[HSF] Heart Failure

Tea Acuff tacuff at swbell.net
Wed Aug 1 16:31:45 EDT 2007


It is good to see that in my absence from HSF, HSF is at least as testy and active as when I add my half a cent worth. It gives me the proper perspective to continue my efforts.
 
I was saying that there seems to me to be a lot of unconnected thinking in the subject of heart failure (HF). Much of the data I will use is a decade or much older, and the most the rest not new or obscure. Certainly I bring little actual new evidence worth noting. I would like to talk a little (ha!) about how we think about the problem. Here, too, I am not big on new answers, but would like to ask a few questions that may allow the smarter of us to come up with better answers. That, of course, assumes that they are not just stupid questions? You be the judge.
 
The best way to get people to think differently is to tell a brief story or happening and then ask a few questions about the same. 
 
As it happens I just returned from a trip to Nicaragua where I ended up offering a few medical clinics in some rural barrios. How that came about is an interesting story, but the point is what happened after I arrived.
 
Our medicine which we had arranged to be brought in with us took six days of trips from our site 2 hours away from customs and the capital city. After a couple of days of this frustration, my wife and college chemistry lab assistant, the latter who had set this trip up, went to a farmacia to buy a couple of hundred dollars worth of medicine mostly analgesics, antacids, antibiotics, intestinal parasitic medicines, a hundred lopressor, and a few creams. I did bring a stethoscope (which I forgot to bring the first day) and a blood pressure cuff. We also had some thermometers and alcohol.
 
The only other team member besides myself was my daughter who visited Nicaragua last year and speaks fluent Spanish but knows little medical words in Spanish. My Spanish consists mostly of no, si, aqui, dolor, and cerveza. 
 
The clinic was set up in a church(s) which is not what you might familiarly imagine, but a single 30X50ish ft single mostly stone and cement room with a door or two and a window or two neither with windows. Two single wires connected with electrical tape ran along the shallow ridge under the roof to supply all power needed when available. I insisted that a sheet or two separate the waiting room and triage station which took three complaints and BP, temp and pulse (except that the adult BP cuff meant nothing for the kids who where nearly half the patients) from the exam room. I was told that I got a lot more information from the patients behind the "privacy" curtain. I took off no shirts, and certainly no pants. I saw a few lesions and listened to my daughter talk to the patients and they talk back. After a while the questions and answers became somewhat styled. I never could tell how one could tell if one had intestinal parasites, but ended giving out
 medicine for the same to nearly half the patients. 
 
I asked one of my hosts before I started what "happens" when someone has a serious problem like all of those with which I am not prepared to treat. His answer, which I found in the process is not the whole story, is that nothing happens. It was an interesting baseline on which to start, however.
 
I saw nearly 50 patients the first day in 5 hours and 125 the next day in eight hours. Thankfully I saw no acute injuries and no one, that I recognized, as toxic. Some patients waited for hours for perhaps three doses of amoxicillin for the diagnosis of UTI, ten or twenty doses of H2 blockers for diagnosis of heart burn, and/ or 20-50 doses of analgesics eg tylenolol or ASA. Although many said "gracias" I have no idea at present whether I did any good objectively what so ever. I did ask, or rather had the "hosts" ask, for a donation of one or two Nicaraguan dollars (cordobas = about 10-20 US cents) to make this an exchange and not a gift per se. I don't know much about the results of this component either.
 
Some of you at this point may see where this is going. Most of you are wondering what in the world this has to do with HSF. I was pretty much in the latter group, until I started trying to understand what it was that I was doing.

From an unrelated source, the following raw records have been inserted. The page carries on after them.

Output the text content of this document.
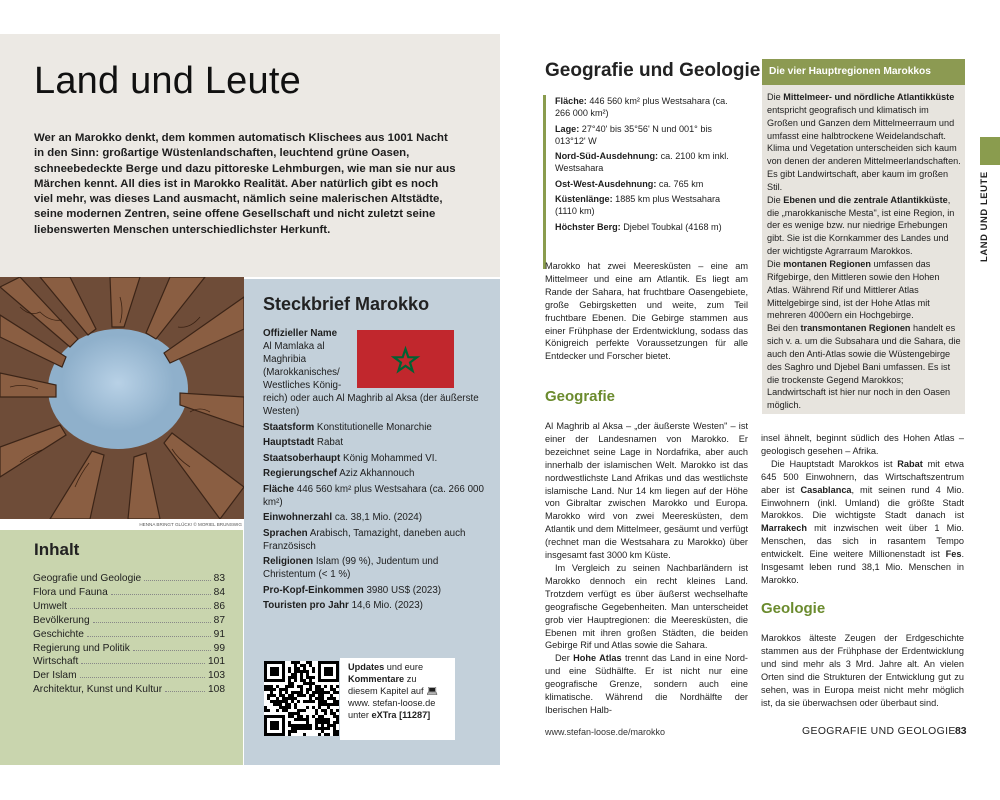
Land und Leute

Wer an Marokko denkt, dem kommen automatisch Klischees aus 1001 Nacht in den Sinn: großartige Wüstenlandschaften, leuchtend grüne Oasen, schneebedeckte Berge und dazu pittoreske Lehmburgen, wie man sie nur aus Märchen kennt. All dies ist in Marokko Realität. Aber natürlich gibt es noch viel mehr, was dieses Land ausmacht, nämlich seine malerischen Altstädte, seine modernen Zentren, seine offene Gesellschaft und nicht zuletzt seine liebenswerten Menschen unterschiedlichster Herkunft.

HENNA BRINGT GLÜCK! © MORIEL BRUNSWIG
Inhalt
Geografie und Geologie	83
Flora und Fauna	84
Umwelt	86
Bevölkerung	87
Geschichte	91
Regierung und Politik	99
Wirtschaft	101
Der Islam	103
Architektur, Kunst und Kultur	108
Steckbrief Marokko
Offizieller Name
Al Mamlaka al Maghribia (Marokkanisches/ Westliches König-
reich) oder auch Al Maghrib al Aksa (der äußerste Westen)
Staatsform Konstitutionelle Monarchie
Hauptstadt Rabat
Staatsoberhaupt König Mohammed VI.
Regierungschef Aziz Akhannouch
Fläche 446 560 km² plus Westsahara (ca. 266 000 km²)
Einwohnerzahl ca. 38,1 Mio. (2024)
Sprachen Arabisch, Tamazight, daneben auch Französisch
Religionen Islam (99 %), Judentum und Christentum (< 1 %)
Pro-Kopf-Einkommen 3980 US$ (2023)
Touristen pro Jahr 14,6 Mio. (2023)
Updates und eure Kommentare zu diesem Kapitel auf 💻︎ www. stefan-loose.de unter eXTra [11287]
Geografie und Geologie
Fläche: 446 560 km² plus Westsahara (ca. 266 000 km²)
Lage: 27°40' bis 35°56' N und 001° bis 013°12' W
Nord-Süd-Ausdehnung: ca. 2100 km inkl. Westsahara
Ost-West-Ausdehnung: ca. 765 km
Küstenlänge: 1885 km plus Westsahara (1110 km)
Höchster Berg: Djebel Toubkal (4168 m)

Marokko hat zwei Meeresküsten – eine am Mittelmeer und eine am Atlantik. Es liegt am Rande der Sahara, hat fruchtbare Oasengebiete, große Gebirgsketten und weite, zum Teil fruchtbare Ebenen. Die Gebirge stammen aus einer Frühphase der Erdentwicklung, sodass das Königreich perfekte Voraussetzungen für alle Entdecker und Forscher bietet.

Geografie

Al Maghrib al Aksa – „der äußerste Westen" – ist einer der Landesnamen von Marokko. Er bezeichnet seine Lage in Nordafrika, aber auch innerhalb der islamischen Welt. Marokko ist das nordwestlichste Land Afrikas und das westlichste islamische Land. Nur 14 km liegen auf der Höhe von Gibraltar zwischen Marokko und Europa. Marokko wird von zwei Meeresküsten, dem Atlantik und dem Mittelmeer, gesäumt und verfügt (rechnet man die Westsahara zu Marokko) über insgesamt fast 3000 km Küste.

Im Vergleich zu seinen Nachbarländern ist Marokko dennoch ein recht kleines Land. Trotzdem verfügt es über äußerst wechselhafte geografische Gegebenheiten. Man unterscheidet grob vier Hauptregionen: die Meeresküsten, die Ebenen mit ihren großen Städten, die beiden Gebirge Rif und Atlas sowie die Sahara.

Der Hohe Atlas trennt das Land in eine Nord- und eine Südhälfte. Er ist nicht nur eine geografische Grenze, sondern auch eine klimatische. Während die Nordhälfte der Iberischen Halb-

insel ähnelt, beginnt südlich des Hohen Atlas – geologisch gesehen – Afrika.

Die Hauptstadt Marokkos ist Rabat mit etwa 645 500 Einwohnern, das Wirtschaftszentrum aber ist Casablanca, mit seinen rund 4 Mio. Einwohnern (inkl. Umland) die größte Stadt Marokkos. Die wichtigste Stadt danach ist Marrakech mit inzwischen weit über 1 Mio. Menschen, das sich in rasantem Tempo entwickelt. Eine weitere Millionenstadt ist Fes. Insgesamt leben rund 38,1 Mio. Menschen in Marokko.

Geologie

Marokkos älteste Zeugen der Erdgeschichte stammen aus der Frühphase der Erdentwicklung und sind mehr als 3 Mrd. Jahre alt. An vielen Orten sind die Strukturen der Entwicklung gut zu sehen, was in Europa meist nicht mehr möglich ist, da sie überwachsen oder überbaut sind.

Die vier Hauptregionen Marokkos

Die Mittelmeer- und nördliche Atlantikküste entspricht geografisch und klimatisch im Großen und Ganzen dem Mittelmeerraum und umfasst eine halbtrockene Weidelandschaft. Klima und Vegetation unterscheiden sich kaum von denen der anderen Mittelmeerlandschaften. Es gibt Landwirtschaft, aber kaum im großen Stil.

Die Ebenen und die zentrale Atlantikküste, die „marokkanische Mesta", ist eine Region, in der es wenige bzw. nur niedrige Erhebungen gibt. Sie ist die Kornkammer des Landes und der wichtigste Agrarraum Marokkos.

Die montanen Regionen umfassen das Rifgebirge, den Mittleren sowie den Hohen Atlas. Während Rif und Mittlerer Atlas Mittelgebirge sind, ist der Hohe Atlas mit mehreren 4000ern ein Hochgebirge.

Bei den transmontanen Regionen handelt es sich v. a. um die Subsahara und die Sahara, die auch den Anti-Atlas sowie die Wüstengebirge des Saghro und Djebel Bani umfassen. Es ist die trockenste Gegend Marokkos; Landwirtschaft ist hier nur noch in den Oasen möglich.

LAND UND LEUTE
www.stefan-loose.de/marokko	GEOGRAFIE UND GEOLOGIE 83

It helped that I was having a personal conversation with the late Gregory Bateson via his book, Mind and Nature. 
 
The beauty of this happening is that in the details it has almost nothing to do with what I do normally. There is for me little understanding of the diseases, little understanding of the language and culture, no team, no hospital, no tests, no heroics. Just me and a patient. Actually the patients and their support, as it were, family, culture and "supportive government", and my team and our makeshift culture.
 
It was a beautiful chance to think about what it is that I (we) do for a living. As Dr. Novick suggested about cardioplegia (rightly or wrongly), it allows one to think about the medical relationship of doctor and patient not the "cultural" details which must exist in every real world happening. In this case (as in all cases actually) what is different is most (only) noticed, while what is not noticed as different falls out. In this intellectualized situation what falls out is the patterns or connections that we never notice for all the details and formalized contexts in our customary observances and interactions. This refraction of difference is based on the biologic fact that our perceptual (sensory) organs can only note a difference, and it is us (and likely all living things) who somehow put the patterns together to connect the noted differences around us. It is as if the harmonics remain from the stream of differences.